There is yet another new Lentor Gardens site on the Reserve List (500 units), which marks the 7th site in the Lentor area that has been put out since the first Lentor Central site was sold in July 2021. The 7 sites at Lentor could collectively build up to 3,500 private homes eventually. Given the abundant supply, we think this site is unlikely to be triggered from the Reserve List.
There is also a new Plantation Close EC site on the Reserve List, which is just next to the Tengah Plantation Loop EC site that will be released for tender on the Confirmed List 2H 2022 in Dec 2022. We believe it is unlikely to be triggered for sale soon given the over 1,000 potential units on the site in aggregate.

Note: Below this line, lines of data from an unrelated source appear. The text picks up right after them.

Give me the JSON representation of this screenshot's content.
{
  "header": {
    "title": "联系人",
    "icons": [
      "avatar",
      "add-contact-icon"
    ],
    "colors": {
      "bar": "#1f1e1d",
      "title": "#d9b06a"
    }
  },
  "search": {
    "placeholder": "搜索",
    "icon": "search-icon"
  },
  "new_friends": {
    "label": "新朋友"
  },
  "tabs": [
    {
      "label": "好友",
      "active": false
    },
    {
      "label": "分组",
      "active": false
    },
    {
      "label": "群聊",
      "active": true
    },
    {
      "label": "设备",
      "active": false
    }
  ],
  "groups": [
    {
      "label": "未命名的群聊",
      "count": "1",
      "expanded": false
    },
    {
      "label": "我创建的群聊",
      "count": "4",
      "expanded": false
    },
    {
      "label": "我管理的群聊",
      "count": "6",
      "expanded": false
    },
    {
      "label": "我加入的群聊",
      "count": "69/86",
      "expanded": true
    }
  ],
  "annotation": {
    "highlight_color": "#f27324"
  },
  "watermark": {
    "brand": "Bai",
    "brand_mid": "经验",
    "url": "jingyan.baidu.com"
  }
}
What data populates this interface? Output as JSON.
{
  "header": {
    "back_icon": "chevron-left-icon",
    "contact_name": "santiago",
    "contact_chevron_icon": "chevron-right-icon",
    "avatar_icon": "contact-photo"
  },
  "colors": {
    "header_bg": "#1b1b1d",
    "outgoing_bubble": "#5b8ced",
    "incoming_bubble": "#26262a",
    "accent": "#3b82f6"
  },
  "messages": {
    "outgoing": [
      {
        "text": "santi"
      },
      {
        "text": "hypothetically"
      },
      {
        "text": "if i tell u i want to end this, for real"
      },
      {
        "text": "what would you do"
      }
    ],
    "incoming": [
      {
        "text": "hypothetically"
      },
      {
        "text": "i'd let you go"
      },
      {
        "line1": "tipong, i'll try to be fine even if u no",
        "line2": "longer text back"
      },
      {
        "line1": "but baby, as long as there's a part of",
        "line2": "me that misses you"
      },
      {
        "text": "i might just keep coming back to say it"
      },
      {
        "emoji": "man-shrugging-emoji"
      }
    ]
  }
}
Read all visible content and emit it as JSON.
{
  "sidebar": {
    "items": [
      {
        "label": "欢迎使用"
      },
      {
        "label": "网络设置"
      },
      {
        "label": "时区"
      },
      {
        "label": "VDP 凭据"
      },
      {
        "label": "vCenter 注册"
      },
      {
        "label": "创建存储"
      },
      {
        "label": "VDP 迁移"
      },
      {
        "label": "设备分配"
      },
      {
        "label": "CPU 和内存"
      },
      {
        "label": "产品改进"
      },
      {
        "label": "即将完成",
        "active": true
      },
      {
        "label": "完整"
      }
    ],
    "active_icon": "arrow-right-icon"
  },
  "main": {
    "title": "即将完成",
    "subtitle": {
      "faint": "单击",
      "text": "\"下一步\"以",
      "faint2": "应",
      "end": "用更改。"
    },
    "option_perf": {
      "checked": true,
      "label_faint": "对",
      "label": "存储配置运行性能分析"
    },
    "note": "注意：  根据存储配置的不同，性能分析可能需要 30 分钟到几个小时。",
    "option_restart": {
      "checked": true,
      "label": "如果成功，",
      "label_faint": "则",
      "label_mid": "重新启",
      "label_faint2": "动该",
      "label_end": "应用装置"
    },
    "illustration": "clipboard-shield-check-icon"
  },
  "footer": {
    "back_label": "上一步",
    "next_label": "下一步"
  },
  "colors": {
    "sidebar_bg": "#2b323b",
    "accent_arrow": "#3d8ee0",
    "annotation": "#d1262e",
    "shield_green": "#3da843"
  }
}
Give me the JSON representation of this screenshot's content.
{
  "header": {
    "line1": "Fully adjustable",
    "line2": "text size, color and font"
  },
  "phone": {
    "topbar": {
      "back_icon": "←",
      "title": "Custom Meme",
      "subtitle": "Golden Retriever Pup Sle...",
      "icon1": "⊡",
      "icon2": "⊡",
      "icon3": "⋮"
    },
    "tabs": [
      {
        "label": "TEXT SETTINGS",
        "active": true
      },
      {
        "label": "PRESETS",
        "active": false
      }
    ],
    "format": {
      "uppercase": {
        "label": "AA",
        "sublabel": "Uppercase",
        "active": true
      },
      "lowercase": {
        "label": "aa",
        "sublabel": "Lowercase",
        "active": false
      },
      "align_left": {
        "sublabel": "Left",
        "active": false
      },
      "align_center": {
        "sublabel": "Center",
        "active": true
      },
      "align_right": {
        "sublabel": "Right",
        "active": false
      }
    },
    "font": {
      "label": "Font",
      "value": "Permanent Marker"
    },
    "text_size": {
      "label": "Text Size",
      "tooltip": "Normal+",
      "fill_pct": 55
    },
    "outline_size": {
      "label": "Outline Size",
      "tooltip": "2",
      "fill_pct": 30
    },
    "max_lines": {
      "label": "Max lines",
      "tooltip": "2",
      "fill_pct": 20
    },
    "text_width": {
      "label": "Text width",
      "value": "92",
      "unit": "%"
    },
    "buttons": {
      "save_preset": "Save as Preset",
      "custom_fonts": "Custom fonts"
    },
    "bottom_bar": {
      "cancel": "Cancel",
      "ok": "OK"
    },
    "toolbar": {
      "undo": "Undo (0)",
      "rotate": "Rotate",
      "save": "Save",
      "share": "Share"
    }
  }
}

As part of the Government’s efforts to support decentralisation and cater to demand for workspaces near homes, the Government will be making available, via the 1H2023 Reserve List, a commercial site in Punggol Walk, with a 30-year lease tenure and a potential yield of about 8,400 sqm of office space. The release of such sites on shorter lease allows our land uses to be refreshed in shorter cycles to support businesses in adapting their operations more nimbly to changing economic trends. While this site is near the Punggol MRT, we think the 30-year leasehold is likely to deter developers. It could appeal to owner-occupiers who specifically want to be in Punggol.